Question

Assume address of 8-bit x8 is 0000_0000, which contains a5 hex. 1. MOV (0, EAX) 2. MOV (x8, AL)

Now hind value of each of the following: (Answer all in hex, like XX, XXXX, XXXX_XXXX, where x is a hex digit. Include leading zeros) 1. AL ____
2. AH ____
3. AX ____
4. EAX ____

Answer 1

The values of AL, AH, AX, and EAX are determined based on the given memory values and MOV instructions.

Step-by-step explanation:

To determine the values of AL, AH, AX, and EAX given the hexadecimal value a5 in the memory location with address 0000_0000, we need to consider the MOV instructions and their impact on the registers.

1. MOV (0, EAX): This instruction moves 4 bytes from memory address 0 to the EAX register.

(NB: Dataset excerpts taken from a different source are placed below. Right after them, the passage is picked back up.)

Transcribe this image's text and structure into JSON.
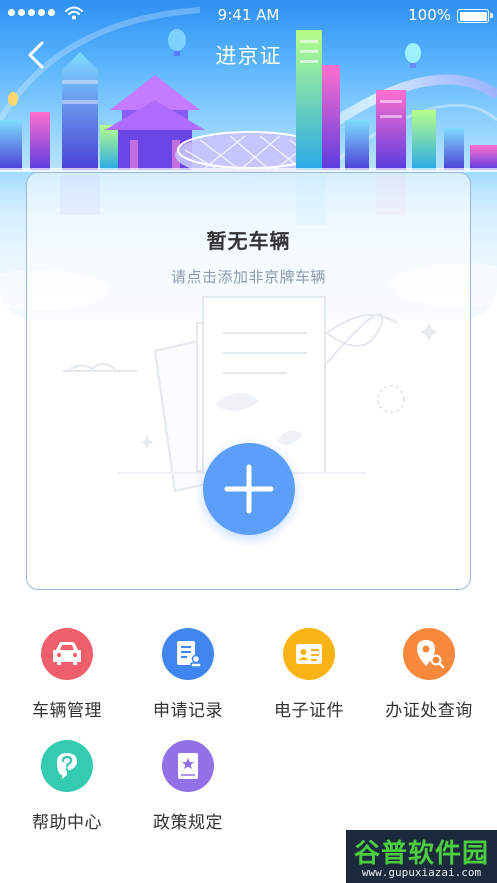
{
  "status_bar": {
    "time": "9:41 AM",
    "battery": "100%",
    "battery_level": 1.0
  },
  "nav": {
    "title": "进京证",
    "back_icon": "chevron-left-icon"
  },
  "vehicle_card": {
    "title": "暂无车辆",
    "subtitle": "请点击添加非京牌车辆",
    "add_icon": "plus-icon"
  },
  "menu": {
    "items": [
      {
        "label": "车辆管理",
        "icon": "car-icon",
        "color": "#f05f6c"
      },
      {
        "label": "申请记录",
        "icon": "document-stamp-icon",
        "color": "#3f86f0"
      },
      {
        "label": "电子证件",
        "icon": "id-card-icon",
        "color": "#f9b315"
      },
      {
        "label": "办证处查询",
        "icon": "location-search-icon",
        "color": "#f7893d"
      },
      {
        "label": "帮助中心",
        "icon": "question-icon",
        "color": "#34cbb0"
      },
      {
        "label": "政策规定",
        "icon": "policy-book-icon",
        "color": "#9271e6"
      }
    ]
  },
  "colors": {
    "accent": "#5b9ffb",
    "header_top": "#2f8ff2",
    "card_border": "#9db8e6"
  },
  "watermark": {
    "name": "谷普软件园",
    "url": "www.gupuxiazai.com"
  }
}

In hexadecimal, the value at this memory address is a5. Therefore, after the instruction, EAX will hold the value a5 (0000_0000_a5).
2. MOV (x8, AL): This instruction moves 1 byte from the memory location with address x8 to the AL register. In this case, the memory address is 0000_0000. Since the value at this address is a5, after the instruction, AL will hold the value a5.

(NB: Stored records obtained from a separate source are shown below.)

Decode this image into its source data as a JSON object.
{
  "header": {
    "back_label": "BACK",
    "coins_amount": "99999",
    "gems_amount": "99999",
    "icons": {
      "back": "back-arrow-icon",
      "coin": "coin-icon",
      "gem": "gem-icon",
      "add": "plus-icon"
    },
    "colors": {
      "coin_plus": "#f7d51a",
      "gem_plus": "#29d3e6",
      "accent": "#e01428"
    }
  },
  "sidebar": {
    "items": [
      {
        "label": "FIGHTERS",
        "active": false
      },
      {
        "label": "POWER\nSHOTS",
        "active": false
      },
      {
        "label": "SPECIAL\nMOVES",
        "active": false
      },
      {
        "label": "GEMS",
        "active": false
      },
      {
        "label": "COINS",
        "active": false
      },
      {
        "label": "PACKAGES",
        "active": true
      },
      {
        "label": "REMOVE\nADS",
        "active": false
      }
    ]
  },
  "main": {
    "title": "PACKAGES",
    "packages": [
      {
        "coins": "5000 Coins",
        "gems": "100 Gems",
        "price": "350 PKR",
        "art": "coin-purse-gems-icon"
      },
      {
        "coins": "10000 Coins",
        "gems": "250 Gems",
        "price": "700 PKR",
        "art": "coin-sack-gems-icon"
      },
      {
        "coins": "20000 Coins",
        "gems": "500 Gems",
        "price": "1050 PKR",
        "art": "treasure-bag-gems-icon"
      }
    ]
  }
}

With this information, we can determine the following:

1. AL = a5
2. AH (higher byte of AX) = 00
3. AX (16-bit register composed of AH and AL) = a500
4. EAX (32-bit register composed of AX) = 0000_0000_a500

Therefore, the values are:

• AL = a5
• AH = 00
• AX = a500
• EAX = 0000_0000_a500

Answer 2

After executing the instruction MOV (x8, AL), the AL register contains A5, AH remains unchanged at 00, AX is 00A5, and EAX ends up with 000000A5, assuming the upper parts of EAX were initially 0.

Step-by-step explanation:

The question involves understanding the x86 architecture and how data is moved into the various parts of the processor's registers. Assuming the memory at address 0x0000 contains the hex value A5, we must evaluate the contents of the EAX register after executing the given instructions.

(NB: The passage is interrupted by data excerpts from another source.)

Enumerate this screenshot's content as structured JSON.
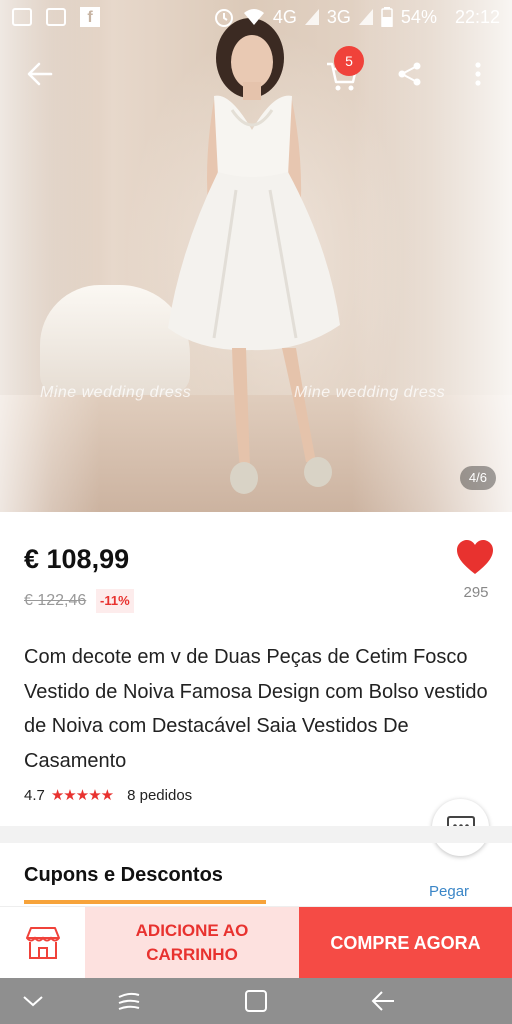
{
  "status_bar": {
    "network_1": "4G",
    "network_2": "3G",
    "battery": "54%",
    "time": "22:12"
  },
  "toolbar": {
    "cart_count": "5"
  },
  "gallery": {
    "watermark_1": "Mine wedding dress",
    "watermark_2": "Mine wedding dress",
    "pager": "4/6"
  },
  "product": {
    "price": "€ 108,99",
    "old_price": "€ 122,46",
    "discount": "-11%",
    "wishlist_count": "295",
    "title": "Com decote em v de Duas Peças de Cetim Fosco Vestido de Noiva Famosa Design com Bolso vestido de Noiva com Destacável Saia Vestidos De Casamento",
    "rating": "4.7",
    "stars": "★★★★★",
    "orders": "8 pedidos"
  },
  "coupons": {
    "title": "Cupons e Descontos",
    "link": "Pegar"
  },
  "actions": {
    "add_to_cart": "ADICIONE AO CARRINHO",
    "buy_now": "COMPRE AGORA"
  },
  "colors": {
    "accent_red": "#e8322f",
    "buy_button": "#f54b45",
    "add_cart_bg": "#fde1df",
    "link_blue": "#3b86c7",
    "coupon_underline": "#f7a33a"
  },
  "icons": [
    "back-arrow-icon",
    "cart-icon",
    "share-icon",
    "more-vertical-icon",
    "heart-icon",
    "star-icon",
    "chat-bubble-icon",
    "store-icon",
    "nav-down-icon",
    "recent-apps-icon",
    "home-icon",
    "nav-back-icon"
  ]
}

• The instruction MOV (0, EAX) does not appear to be valid in the context of most assembly languages. It is likely intended to move the value at memory address 0 into EAX, or it may be a typo or misunderstanding. Without clarification, we will focus on the second instruction.
• The instruction MOV (x8, AL) suggests moving the value from memory address labeled 'x8' (or simply the content at memory address 0 since the starting address is 0x0000) into the AL register. Since the value at this address is A5, after this operation, AL would contain A5.

Therefore:

1. AL will contain A5.
2. AH previously contents are not changed by this operation, so if it was initially 00, it would still be 00.
3. AX, which consists of AH and AL, will thus be 00A5.
4. EAX also includes AX, and if the higher order bytes (the E part) were initially 0, then EAX would be 000000A5.